![IconGems-Print](images/IconGems-Print.png)
157 – Compressing Climate Model Data: Lowering Storage Burden While Preserving Information
Error Distributions of Lossy Floating-point Compressors
Peter Lindstrom
Lawrence Livermore National Laboratory
With ever increasing volumes of data being generated in scientific simulations, experiments, and observations, storage and bandwidth concerns are mounting. As a means of data reduction, lossless data compression is largely ineffective when applied to such floating-point data, and consequently much recent work has focused on lossy compression methods that only approximately reconstruct the data by allowing for small errors. When such approximated data sets are used in data analysis, it is important to understand how errors due to compression are distributed and how they propagate to impact the accuracy of the analysis. In this paper we perform an empirical study of the statistical distributions of compressioninduced errors in scientific data for a number of state-of-the-art data compressors.

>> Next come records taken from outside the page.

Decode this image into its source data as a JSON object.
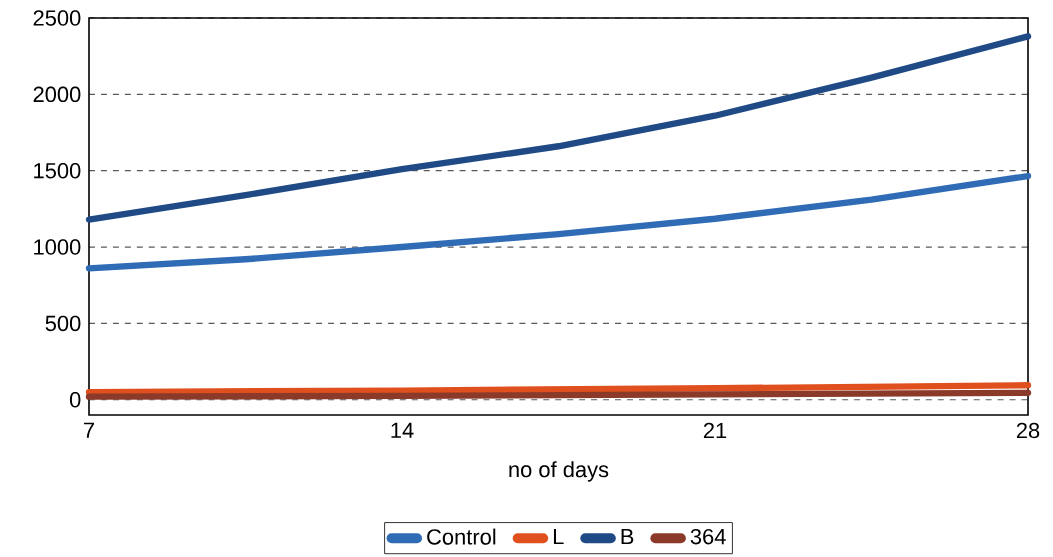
{
  "chart_data": {
    "type": "line",
    "xlabel": "no of days",
    "x": [
      7,
      10.5,
      14,
      17.5,
      21,
      24.5,
      28
    ],
    "series": [
      {
        "name": "Control",
        "color": "#2f6cb5",
        "values": [
          860,
          920,
          1000,
          1085,
          1185,
          1310,
          1465
        ]
      },
      {
        "name": "L",
        "color": "#e0501e",
        "x": [
          7,
          14,
          21,
          28
        ],
        "values": [
          50,
          60,
          75,
          95
        ]
      },
      {
        "name": "B",
        "color": "#1f4a85",
        "values": [
          1180,
          1340,
          1510,
          1660,
          1860,
          2110,
          2380
        ]
      },
      {
        "name": "364",
        "color": "#8b3a2a",
        "x": [
          7,
          14,
          21,
          28
        ],
        "values": [
          20,
          25,
          35,
          45
        ]
      }
    ],
    "xlim": [
      7,
      28
    ],
    "xticks": [
      7,
      14,
      21,
      28
    ],
    "ylim": [
      -100,
      2500
    ],
    "yticks": [
      0,
      500,
      1000,
      1500,
      2000,
      2500
    ],
    "grid": "y",
    "legend": "bottom",
    "marker": "none",
    "line_style": "solid"
  }
}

We find that compression schemes based on scalar quantization tend to give uniformly distributed errors that are weakly data-dependent, and that transform- and decomposition-based methods tend to give Laplace or normally distributed errors. With the exception of the FPZIP compressor, we find the errors to be unbiased with zero mean. We further analyze the error distribution of the ZFP compressor and show using the central limit theorem that it tends to a normal distribution. We conclude with an examination of correlation, both between the function being compressed and its errors and within the error signal itself. Our results suggest that transform-based compression methods more reliably reduce autocorrelation, especially at high compression ratios.